Nouvelle revue CERTITUDES - n°16

On a déjà beaucoup parlé et on va abondamment causer cette année d'une loi centenaire, la loi dite de séparation de l'Eglise et de l'Etat, datée du 9 décembre 1905.

Entre les deux futurs candidats de la droite parlementaire à l'élection présidentielle de 2007, les hostilités sur ce point sont déjà largement engagées. Pour Jacques Chirac, grand amateur du lyrisme de sous préfecture, cette loi est “ une colonne du Temple ”. “ Alors vous savez, lance le président comme pour caricaturer sa propre marionnette, quand il y a une colonne du Temple, on est bien inspiré en général, sauf si vraiment on veut faire un autre Temple, de la respecter et de ne pas trop vouloir la bricoler ”. Merveilleuse évidence républicaine ! La France, sous nos yeux, est en train de changer de substance, mais le Temple lui ne change pas ! Ses principes ont été décrétés immortels, voilà deux siècles, il faudra bien que la réalité sociale du XXIème siècle passe, elle aussi, sous les fourches caudines de l'idéologie démocratiste. Pas de raison que les choses changent sur ce point. La religion démocratique a trop de sectateurs, tous fraternellement unis, quelle que soit leur loge d'origine, pour que la France change quoi que ce soit aux principes spirituels qui la régissent. Membre lui-même de la loge Alpina, imprégné - par tradition familiale - des doctrines du radical-socialisme, Jacques Chirac a toujours joué le jeu républicain, avec le bonnet phrygien dont il avait coiffé le défunt RPR ou en se dépouillant de tout signe religieux ostentatoire dans la maison commune de l'UMP.

Ostentatoire, Nicolas Sarkozy a besoin de l'être, et pas seulement pour faire oublier sa petite taille, mais simplement pour délivrer un message qui soit à la hauteur de ses ambitions. D'ici 2007, il devra faire passer l'idée qu'avec lui tout sera différent, même si, en réalité, les choses seront du pareil au même. Faire entendre sa différence sans sortir de la pensée unique et du dogme républicain, c'est une sorte de tour de force. Selon le nouveau président de l'UMP, il est des principes vraiment intangibles, et parmi ceux-ci, le dogme laïque de l'égalité de toutes les religions.
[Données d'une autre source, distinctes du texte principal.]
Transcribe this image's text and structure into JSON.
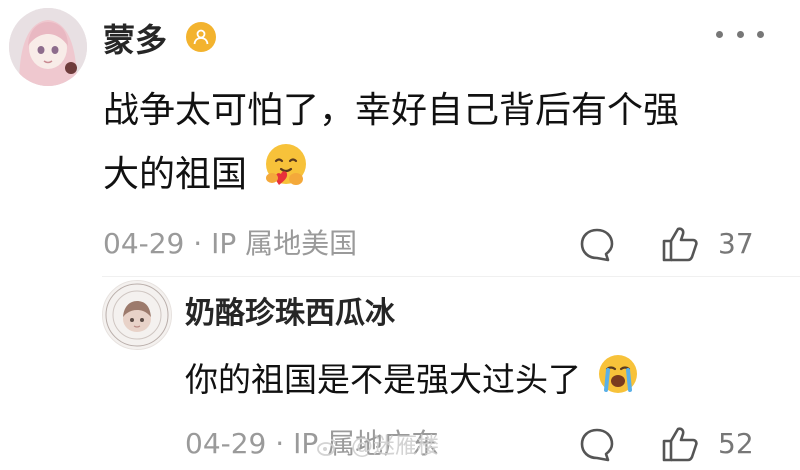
{
  "comment": {
    "username": "蒙多",
    "text_line1": "战争太可怕了，幸好自己背后有个强",
    "text_line2": "大的祖国",
    "date": "04-29",
    "location": "IP 属地美国",
    "like_count": "37",
    "emoji": "hugging-face-emoji"
  },
  "reply": {
    "username": "奶酪珍珠西瓜冰",
    "text": "你的祖国是不是强大过头了",
    "date": "04-29",
    "location": "IP 属地广东",
    "like_count": "52",
    "emoji": "loudly-crying-face-emoji"
  },
  "watermark": {
    "text": "@迷雁楼"
  },
  "colors": {
    "badge": "#f3b32e",
    "meta_text": "#9a9a9a",
    "emoji_yellow": "#f7c23a",
    "heart_red": "#e8323a"
  }
}
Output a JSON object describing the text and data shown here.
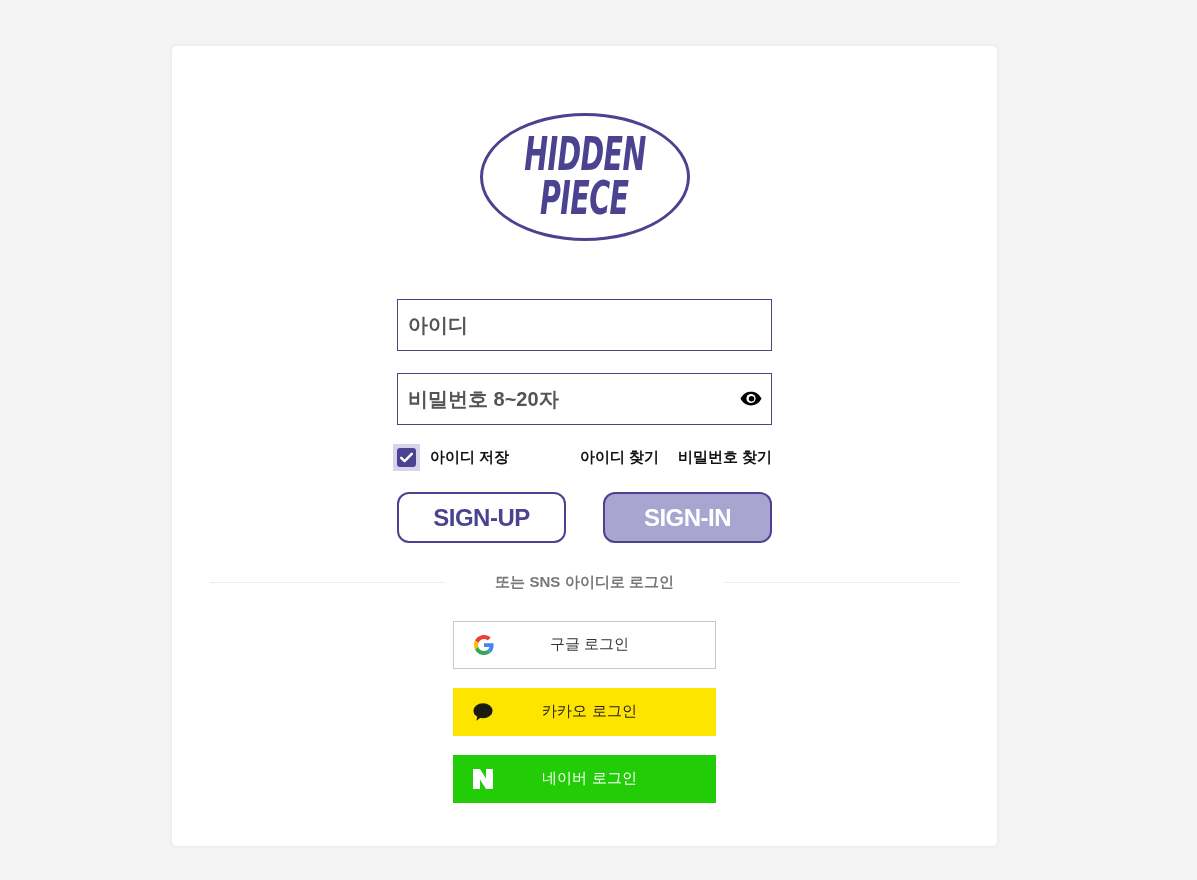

Sur ce point cardinal, les mots ne lui font pas peur : “ Aucune religion n'a de leçons à donner aux autres, si on prend un peu le recul de l'histoire ”. Il n'hésite pas à lâcher les chiens : “ Tout ce qui définit une communauté, une nation une religion par un critère qui l'oppose aux autres présente des relents de racisme ”. A bien écouter M. Sarkozy, une religion qui tenterait de prouver sa supériorité intrinsèque par rapport aux autres devrait tomber devant les tribunaux de la République pour incitation à la haine et pour racisme. Avec de tels principes, les religieux de tous bords auraient intérêt à transformer leur adhésion à leur religion d'origine en une sorte de pratique souriante du dialogue philosophique... Pas question de recruter pour telle ou telle enseigne puisque tout se vaut. Les croyances les plus opposées manifestent la même espérance humaine et c'est bien cela l'essentiel, explique gravement Sarkozy, marquant ainsi son adhésion au dogme laïque...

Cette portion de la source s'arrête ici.